FRANKFURT—The European Central Bank upped the pressure on Greece Thursday, suggesting that if the country didn't reach a deal with its creditors quickly, it risked worsening conditions under which some of its other embattled eurozone partners can borrow.

"Financial market reactions to the developments in Greece have been muted to date, but in the absence of a quick agreement on structural implementation needs, the risk of an upward adjustment of the risk premia demanded on vulnerable euro area sovereigns could materialize," said the ECB in its Financial Stability Review.

"Default risk expectations have increased sharply in Greece amid heightened political uncertainty," the report said.

The struggling Mediterranean state is currently in protracted negotiations with its eurozone creditors over the future of its bailout deal. While recently, Greek leaders have said that an agreement is near, other eurozone leaders, such as German Finance Minister Wolfgang Schäuble, have shed doubt on such claims.

"We always hear positive news coming out of Greece, which is good. However, we haven't gotten much further in substance in the negotiations between the three institutions and the Greek government," Mr. Schaeuble said on German public broadcaster ARD on Wednesday.

The ECB also said in its twice-yearly report that "the prospect of an environment of low nominal growth remains the major factor underlying current challenges for financial stability in the euro area."

The ECB again stressed the need for structural changes saying that while monetary policy "can support the conditions for economic growth," other policies, such as structural reforms "are needed to underpin sustainable economic growth in the euro area."

ECB Vice President Vitor Constancio told reporters that "the financial stability situation in Europe has improved," and "one can say that our policies are working."
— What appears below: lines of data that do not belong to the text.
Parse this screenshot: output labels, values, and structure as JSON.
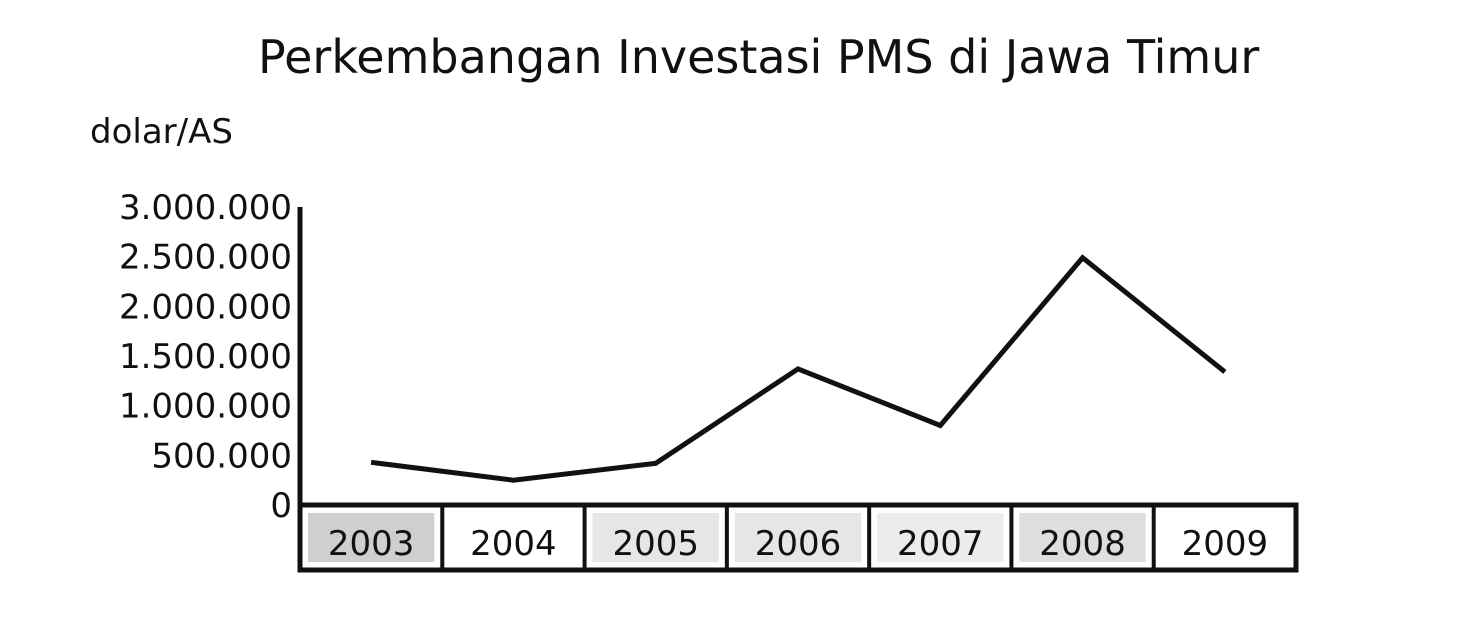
{
  "chart_data": {
    "type": "line",
    "title": "Perkembangan Investasi PMS di Jawa Timur",
    "ylabel": "dolar/AS",
    "xlabel": "",
    "categories": [
      "2003",
      "2004",
      "2005",
      "2006",
      "2007",
      "2008",
      "2009"
    ],
    "values": [
      430000,
      250000,
      420000,
      1370000,
      800000,
      2490000,
      1340000
    ],
    "ylim": [
      0,
      3000000
    ],
    "yticks": [
      0,
      500000,
      1000000,
      1500000,
      2000000,
      2500000,
      3000000
    ],
    "ytick_labels": [
      "0",
      "500.000",
      "1.000.000",
      "1.500.000",
      "2.000.000",
      "2.500.000",
      "3.000.000"
    ],
    "category_fills": [
      "#cfcfcf",
      "#ffffff",
      "#e6e6e6",
      "#e6e6e6",
      "#ececec",
      "#dedede",
      "#ffffff"
    ],
    "line_color": "#111111",
    "grid": false,
    "legend": "none"
  }
}
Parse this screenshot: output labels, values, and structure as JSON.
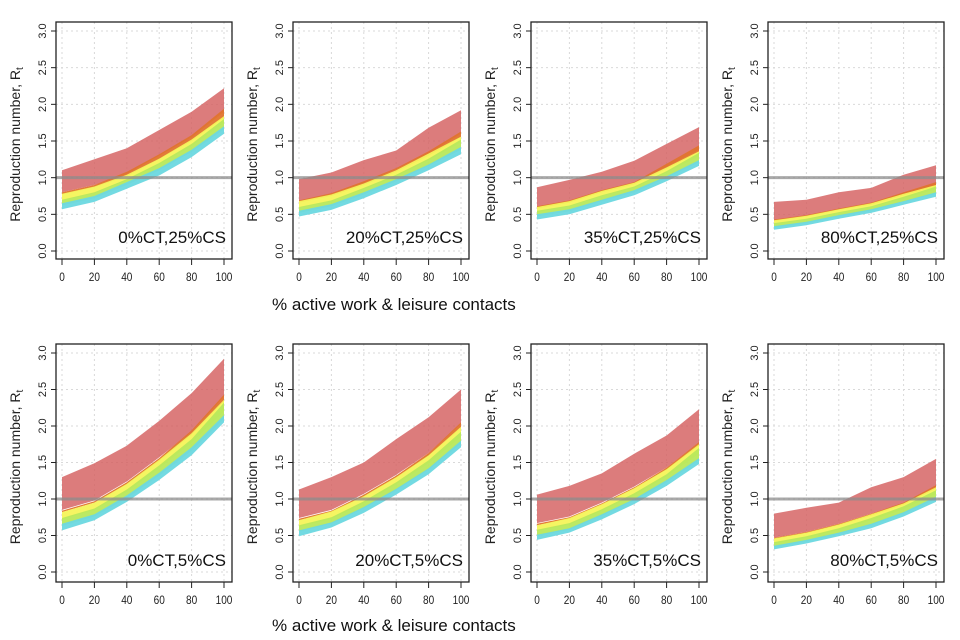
{
  "figure": {
    "ylabel": "Reproduction number, R",
    "ylabel_subscript": "t",
    "xlabel_top": "% active work & leisure contacts",
    "xlabel_bottom": "% active work & leisure contacts"
  },
  "colors": {
    "red": "#d45f5f",
    "orange": "#e0742e",
    "yellow": "#f4f45a",
    "green": "#b8e85c",
    "cyan": "#6cd8e0",
    "reference_line": "#8c8c8c",
    "grid": "#d9d9d9",
    "axis": "#222222"
  },
  "chart_data": [
    {
      "type": "area",
      "title": "0%CT,25%CS",
      "xlabel": "",
      "ylabel": "Reproduction number, Rt",
      "x": [
        0,
        20,
        40,
        60,
        80,
        100
      ],
      "xticks": [
        "0",
        "20",
        "40",
        "60",
        "80",
        "100"
      ],
      "yticks": [
        "0.0",
        "0.5",
        "1.0",
        "1.5",
        "2.0",
        "2.5",
        "3.0"
      ],
      "xlim": [
        0,
        100
      ],
      "ylim": [
        0,
        3
      ],
      "reference_line": 1.0,
      "grid": true,
      "series": [
        {
          "name": "red",
          "lower": [
            0.8,
            0.9,
            1.05,
            1.3,
            1.55,
            1.9
          ],
          "upper": [
            1.1,
            1.25,
            1.4,
            1.65,
            1.9,
            2.22
          ]
        },
        {
          "name": "orange",
          "lower": [
            0.77,
            0.87,
            1.02,
            1.25,
            1.5,
            1.82
          ],
          "upper": [
            0.8,
            0.9,
            1.08,
            1.32,
            1.58,
            1.94
          ]
        },
        {
          "name": "yellow",
          "lower": [
            0.69,
            0.79,
            0.96,
            1.18,
            1.43,
            1.75
          ],
          "upper": [
            0.78,
            0.88,
            1.04,
            1.26,
            1.52,
            1.84
          ]
        },
        {
          "name": "green",
          "lower": [
            0.62,
            0.72,
            0.9,
            1.1,
            1.35,
            1.66
          ],
          "upper": [
            0.7,
            0.8,
            0.98,
            1.2,
            1.46,
            1.8
          ]
        },
        {
          "name": "cyan",
          "lower": [
            0.57,
            0.67,
            0.85,
            1.03,
            1.28,
            1.6
          ],
          "upper": [
            0.65,
            0.75,
            0.94,
            1.13,
            1.38,
            1.7
          ]
        }
      ]
    },
    {
      "type": "area",
      "title": "20%CT,25%CS",
      "xlabel": "",
      "ylabel": "Reproduction number, Rt",
      "x": [
        0,
        20,
        40,
        60,
        80,
        100
      ],
      "xticks": [
        "0",
        "20",
        "40",
        "60",
        "80",
        "100"
      ],
      "yticks": [
        "0.0",
        "0.5",
        "1.0",
        "1.5",
        "2.0",
        "2.5",
        "3.0"
      ],
      "xlim": [
        0,
        100
      ],
      "ylim": [
        0,
        3
      ],
      "reference_line": 1.0,
      "grid": true,
      "series": [
        {
          "name": "red",
          "lower": [
            0.68,
            0.78,
            0.93,
            1.12,
            1.33,
            1.6
          ],
          "upper": [
            0.98,
            1.07,
            1.24,
            1.37,
            1.68,
            1.92
          ]
        },
        {
          "name": "orange",
          "lower": [
            0.66,
            0.75,
            0.9,
            1.08,
            1.3,
            1.55
          ],
          "upper": [
            0.69,
            0.79,
            0.95,
            1.13,
            1.36,
            1.63
          ]
        },
        {
          "name": "yellow",
          "lower": [
            0.59,
            0.68,
            0.84,
            1.02,
            1.24,
            1.48
          ],
          "upper": [
            0.68,
            0.77,
            0.92,
            1.1,
            1.33,
            1.56
          ]
        },
        {
          "name": "green",
          "lower": [
            0.52,
            0.61,
            0.77,
            0.95,
            1.16,
            1.38
          ],
          "upper": [
            0.6,
            0.69,
            0.86,
            1.04,
            1.26,
            1.52
          ]
        },
        {
          "name": "cyan",
          "lower": [
            0.47,
            0.56,
            0.72,
            0.9,
            1.1,
            1.32
          ],
          "upper": [
            0.55,
            0.64,
            0.8,
            0.98,
            1.18,
            1.42
          ]
        }
      ]
    },
    {
      "type": "area",
      "title": "35%CT,25%CS",
      "xlabel": "",
      "ylabel": "Reproduction number, Rt",
      "x": [
        0,
        20,
        40,
        60,
        80,
        100
      ],
      "xticks": [
        "0",
        "20",
        "40",
        "60",
        "80",
        "100"
      ],
      "yticks": [
        "0.0",
        "0.5",
        "1.0",
        "1.5",
        "2.0",
        "2.5",
        "3.0"
      ],
      "xlim": [
        0,
        100
      ],
      "ylim": [
        0,
        3
      ],
      "reference_line": 1.0,
      "grid": true,
      "series": [
        {
          "name": "red",
          "lower": [
            0.6,
            0.68,
            0.82,
            0.93,
            1.15,
            1.38
          ],
          "upper": [
            0.87,
            0.97,
            1.08,
            1.23,
            1.46,
            1.69
          ]
        },
        {
          "name": "orange",
          "lower": [
            0.58,
            0.66,
            0.8,
            0.91,
            1.12,
            1.35
          ],
          "upper": [
            0.61,
            0.69,
            0.83,
            0.94,
            1.19,
            1.44
          ]
        },
        {
          "name": "yellow",
          "lower": [
            0.53,
            0.61,
            0.75,
            0.86,
            1.07,
            1.29
          ],
          "upper": [
            0.6,
            0.68,
            0.82,
            0.93,
            1.14,
            1.36
          ]
        },
        {
          "name": "green",
          "lower": [
            0.47,
            0.54,
            0.68,
            0.8,
            1.0,
            1.21
          ],
          "upper": [
            0.55,
            0.62,
            0.76,
            0.88,
            1.09,
            1.34
          ]
        },
        {
          "name": "cyan",
          "lower": [
            0.43,
            0.5,
            0.63,
            0.76,
            0.95,
            1.16
          ],
          "upper": [
            0.5,
            0.57,
            0.7,
            0.83,
            1.02,
            1.24
          ]
        }
      ]
    },
    {
      "type": "area",
      "title": "80%CT,25%CS",
      "xlabel": "",
      "ylabel": "Reproduction number, Rt",
      "x": [
        0,
        20,
        40,
        60,
        80,
        100
      ],
      "xticks": [
        "0",
        "20",
        "40",
        "60",
        "80",
        "100"
      ],
      "yticks": [
        "0.0",
        "0.5",
        "1.0",
        "1.5",
        "2.0",
        "2.5",
        "3.0"
      ],
      "xlim": [
        0,
        100
      ],
      "ylim": [
        0,
        3
      ],
      "reference_line": 1.0,
      "grid": true,
      "series": [
        {
          "name": "red",
          "lower": [
            0.42,
            0.48,
            0.57,
            0.65,
            0.78,
            0.9
          ],
          "upper": [
            0.67,
            0.7,
            0.8,
            0.86,
            1.04,
            1.17
          ]
        },
        {
          "name": "orange",
          "lower": [
            0.41,
            0.47,
            0.56,
            0.63,
            0.76,
            0.88
          ],
          "upper": [
            0.43,
            0.49,
            0.58,
            0.66,
            0.8,
            0.94
          ]
        },
        {
          "name": "yellow",
          "lower": [
            0.37,
            0.43,
            0.52,
            0.6,
            0.72,
            0.84
          ],
          "upper": [
            0.42,
            0.48,
            0.57,
            0.65,
            0.78,
            0.9
          ]
        },
        {
          "name": "green",
          "lower": [
            0.32,
            0.38,
            0.47,
            0.55,
            0.67,
            0.78
          ],
          "upper": [
            0.38,
            0.44,
            0.53,
            0.61,
            0.74,
            0.88
          ]
        },
        {
          "name": "cyan",
          "lower": [
            0.29,
            0.35,
            0.44,
            0.52,
            0.63,
            0.74
          ],
          "upper": [
            0.34,
            0.4,
            0.49,
            0.57,
            0.68,
            0.8
          ]
        }
      ]
    },
    {
      "type": "area",
      "title": "0%CT,5%CS",
      "xlabel": "",
      "ylabel": "Reproduction number, Rt",
      "x": [
        0,
        20,
        40,
        60,
        80,
        100
      ],
      "xticks": [
        "0",
        "20",
        "40",
        "60",
        "80",
        "100"
      ],
      "yticks": [
        "0.0",
        "0.5",
        "1.0",
        "1.5",
        "2.0",
        "2.5",
        "3.0"
      ],
      "xlim": [
        0,
        100
      ],
      "ylim": [
        0,
        3
      ],
      "reference_line": 1.0,
      "grid": true,
      "series": [
        {
          "name": "red",
          "lower": [
            0.85,
            0.98,
            1.24,
            1.57,
            1.92,
            2.4
          ],
          "upper": [
            1.3,
            1.49,
            1.73,
            2.07,
            2.45,
            2.92
          ]
        },
        {
          "name": "orange",
          "lower": [
            0.82,
            0.95,
            1.2,
            1.52,
            1.88,
            2.34
          ],
          "upper": [
            0.84,
            0.97,
            1.23,
            1.56,
            1.94,
            2.43
          ]
        },
        {
          "name": "yellow",
          "lower": [
            0.72,
            0.85,
            1.1,
            1.42,
            1.77,
            2.2
          ],
          "upper": [
            0.82,
            0.95,
            1.21,
            1.54,
            1.9,
            2.36
          ]
        },
        {
          "name": "green",
          "lower": [
            0.63,
            0.76,
            1.01,
            1.32,
            1.66,
            2.1
          ],
          "upper": [
            0.74,
            0.87,
            1.13,
            1.46,
            1.82,
            2.32
          ]
        },
        {
          "name": "cyan",
          "lower": [
            0.57,
            0.71,
            0.96,
            1.26,
            1.6,
            2.05
          ],
          "upper": [
            0.66,
            0.79,
            1.05,
            1.36,
            1.71,
            2.15
          ]
        }
      ]
    },
    {
      "type": "area",
      "title": "20%CT,5%CS",
      "xlabel": "",
      "ylabel": "Reproduction number, Rt",
      "x": [
        0,
        20,
        40,
        60,
        80,
        100
      ],
      "xticks": [
        "0",
        "20",
        "40",
        "60",
        "80",
        "100"
      ],
      "yticks": [
        "0.0",
        "0.5",
        "1.0",
        "1.5",
        "2.0",
        "2.5",
        "3.0"
      ],
      "xlim": [
        0,
        100
      ],
      "ylim": [
        0,
        3
      ],
      "reference_line": 1.0,
      "grid": true,
      "series": [
        {
          "name": "red",
          "lower": [
            0.74,
            0.85,
            1.07,
            1.33,
            1.63,
            2.03
          ],
          "upper": [
            1.13,
            1.3,
            1.5,
            1.82,
            2.12,
            2.5
          ]
        },
        {
          "name": "orange",
          "lower": [
            0.71,
            0.82,
            1.03,
            1.29,
            1.59,
            1.97
          ],
          "upper": [
            0.73,
            0.84,
            1.06,
            1.32,
            1.63,
            2.05
          ]
        },
        {
          "name": "yellow",
          "lower": [
            0.62,
            0.73,
            0.94,
            1.2,
            1.49,
            1.85
          ],
          "upper": [
            0.71,
            0.83,
            1.04,
            1.3,
            1.6,
            1.99
          ]
        },
        {
          "name": "green",
          "lower": [
            0.55,
            0.66,
            0.87,
            1.12,
            1.4,
            1.76
          ],
          "upper": [
            0.64,
            0.75,
            0.97,
            1.23,
            1.53,
            1.92
          ]
        },
        {
          "name": "cyan",
          "lower": [
            0.49,
            0.61,
            0.81,
            1.06,
            1.34,
            1.71
          ],
          "upper": [
            0.57,
            0.68,
            0.89,
            1.14,
            1.42,
            1.8
          ]
        }
      ]
    },
    {
      "type": "area",
      "title": "35%CT,5%CS",
      "xlabel": "",
      "ylabel": "Reproduction number, Rt",
      "x": [
        0,
        20,
        40,
        60,
        80,
        100
      ],
      "xticks": [
        "0",
        "20",
        "40",
        "60",
        "80",
        "100"
      ],
      "yticks": [
        "0.0",
        "0.5",
        "1.0",
        "1.5",
        "2.0",
        "2.5",
        "3.0"
      ],
      "xlim": [
        0,
        100
      ],
      "ylim": [
        0,
        3
      ],
      "reference_line": 1.0,
      "grid": true,
      "series": [
        {
          "name": "red",
          "lower": [
            0.67,
            0.76,
            0.95,
            1.17,
            1.43,
            1.77
          ],
          "upper": [
            1.06,
            1.18,
            1.35,
            1.62,
            1.87,
            2.23
          ]
        },
        {
          "name": "orange",
          "lower": [
            0.64,
            0.73,
            0.92,
            1.14,
            1.4,
            1.73
          ],
          "upper": [
            0.66,
            0.75,
            0.94,
            1.16,
            1.43,
            1.78
          ]
        },
        {
          "name": "yellow",
          "lower": [
            0.56,
            0.65,
            0.84,
            1.05,
            1.31,
            1.62
          ],
          "upper": [
            0.64,
            0.74,
            0.93,
            1.15,
            1.41,
            1.75
          ]
        },
        {
          "name": "green",
          "lower": [
            0.49,
            0.58,
            0.77,
            0.98,
            1.23,
            1.53
          ],
          "upper": [
            0.58,
            0.67,
            0.86,
            1.08,
            1.34,
            1.7
          ]
        },
        {
          "name": "cyan",
          "lower": [
            0.44,
            0.54,
            0.72,
            0.93,
            1.18,
            1.48
          ],
          "upper": [
            0.51,
            0.6,
            0.79,
            1.0,
            1.26,
            1.56
          ]
        }
      ]
    },
    {
      "type": "area",
      "title": "80%CT,5%CS",
      "xlabel": "",
      "ylabel": "Reproduction number, Rt",
      "x": [
        0,
        20,
        40,
        60,
        80,
        100
      ],
      "xticks": [
        "0",
        "20",
        "40",
        "60",
        "80",
        "100"
      ],
      "yticks": [
        "0.0",
        "0.5",
        "1.0",
        "1.5",
        "2.0",
        "2.5",
        "3.0"
      ],
      "xlim": [
        0,
        100
      ],
      "ylim": [
        0,
        3
      ],
      "reference_line": 1.0,
      "grid": true,
      "series": [
        {
          "name": "red",
          "lower": [
            0.47,
            0.55,
            0.66,
            0.8,
            0.94,
            1.17
          ],
          "upper": [
            0.8,
            0.88,
            0.95,
            1.16,
            1.3,
            1.55
          ]
        },
        {
          "name": "orange",
          "lower": [
            0.45,
            0.53,
            0.64,
            0.77,
            0.92,
            1.14
          ],
          "upper": [
            0.47,
            0.55,
            0.66,
            0.8,
            0.95,
            1.19
          ]
        },
        {
          "name": "yellow",
          "lower": [
            0.39,
            0.47,
            0.58,
            0.71,
            0.86,
            1.07
          ],
          "upper": [
            0.46,
            0.54,
            0.65,
            0.79,
            0.94,
            1.16
          ]
        },
        {
          "name": "green",
          "lower": [
            0.34,
            0.42,
            0.52,
            0.64,
            0.8,
            1.0
          ],
          "upper": [
            0.41,
            0.49,
            0.6,
            0.74,
            0.9,
            1.12
          ]
        },
        {
          "name": "cyan",
          "lower": [
            0.31,
            0.39,
            0.49,
            0.6,
            0.76,
            0.96
          ],
          "upper": [
            0.36,
            0.44,
            0.54,
            0.66,
            0.82,
            1.03
          ]
        }
      ]
    }
  ]
}
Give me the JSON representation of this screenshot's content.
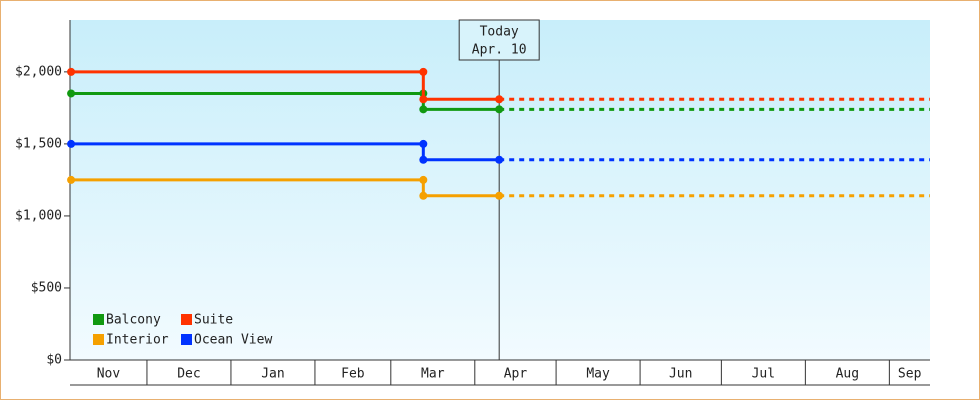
{
  "chart_data": {
    "type": "step-line",
    "xlim": [
      1.6,
      319
    ],
    "xticks": [
      {
        "value": 0,
        "label": "Nov"
      },
      {
        "value": 30,
        "label": "Dec"
      },
      {
        "value": 61,
        "label": "Jan"
      },
      {
        "value": 92,
        "label": "Feb"
      },
      {
        "value": 120,
        "label": "Mar"
      },
      {
        "value": 151,
        "label": "Apr"
      },
      {
        "value": 181,
        "label": "May"
      },
      {
        "value": 212,
        "label": "Jun"
      },
      {
        "value": 242,
        "label": "Jul"
      },
      {
        "value": 273,
        "label": "Aug"
      },
      {
        "value": 304,
        "label": "Sep"
      }
    ],
    "ylim": [
      0,
      2360
    ],
    "yticks": [
      {
        "value": 0,
        "label": "$0"
      },
      {
        "value": 500,
        "label": "$500"
      },
      {
        "value": 1000,
        "label": "$1,000"
      },
      {
        "value": 1500,
        "label": "$1,500"
      },
      {
        "value": 2000,
        "label": "$2,000"
      }
    ],
    "today": {
      "x": 160,
      "label": "Today",
      "date": "Apr. 10"
    },
    "series": [
      {
        "name": "Balcony",
        "color": "#119911",
        "x": [
          2,
          132,
          132,
          160
        ],
        "values": [
          1850,
          1850,
          1740,
          1740
        ]
      },
      {
        "name": "Suite",
        "color": "#ff3300",
        "x": [
          2,
          132,
          132,
          160
        ],
        "values": [
          2000,
          2000,
          1810,
          1810
        ]
      },
      {
        "name": "Interior",
        "color": "#f5a000",
        "x": [
          2,
          132,
          132,
          160
        ],
        "values": [
          1250,
          1250,
          1140,
          1140
        ]
      },
      {
        "name": "Ocean View",
        "color": "#0033ff",
        "x": [
          2,
          132,
          132,
          160
        ],
        "values": [
          1500,
          1500,
          1390,
          1390
        ]
      }
    ]
  }
}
In March, the ECB started a broad-based asset-buying program, known as quantitative easing, where it will buy €60 billion ($65.64 billion) a month of mostly government bonds until the end of Sept. 2016 in an effort to prop up inflation.

Mr. Constancio said he doesn't see evidence of generalized overvaluation in asset markets, but flagged this as a risk.

"The main risk is the possibility of a reversal of asset valuations...that would induce capital losses and disturb the recovery if it would happen."

Mr. Constancio said he was convinced that Greece won't exit the euro. "It is difficult to build up a narrative where that extreme case can happen," he said. A country cannot legally be expelled from the currency bloc, he noted, adding that a rising share of Greek citizens have said they want to stay in the euro.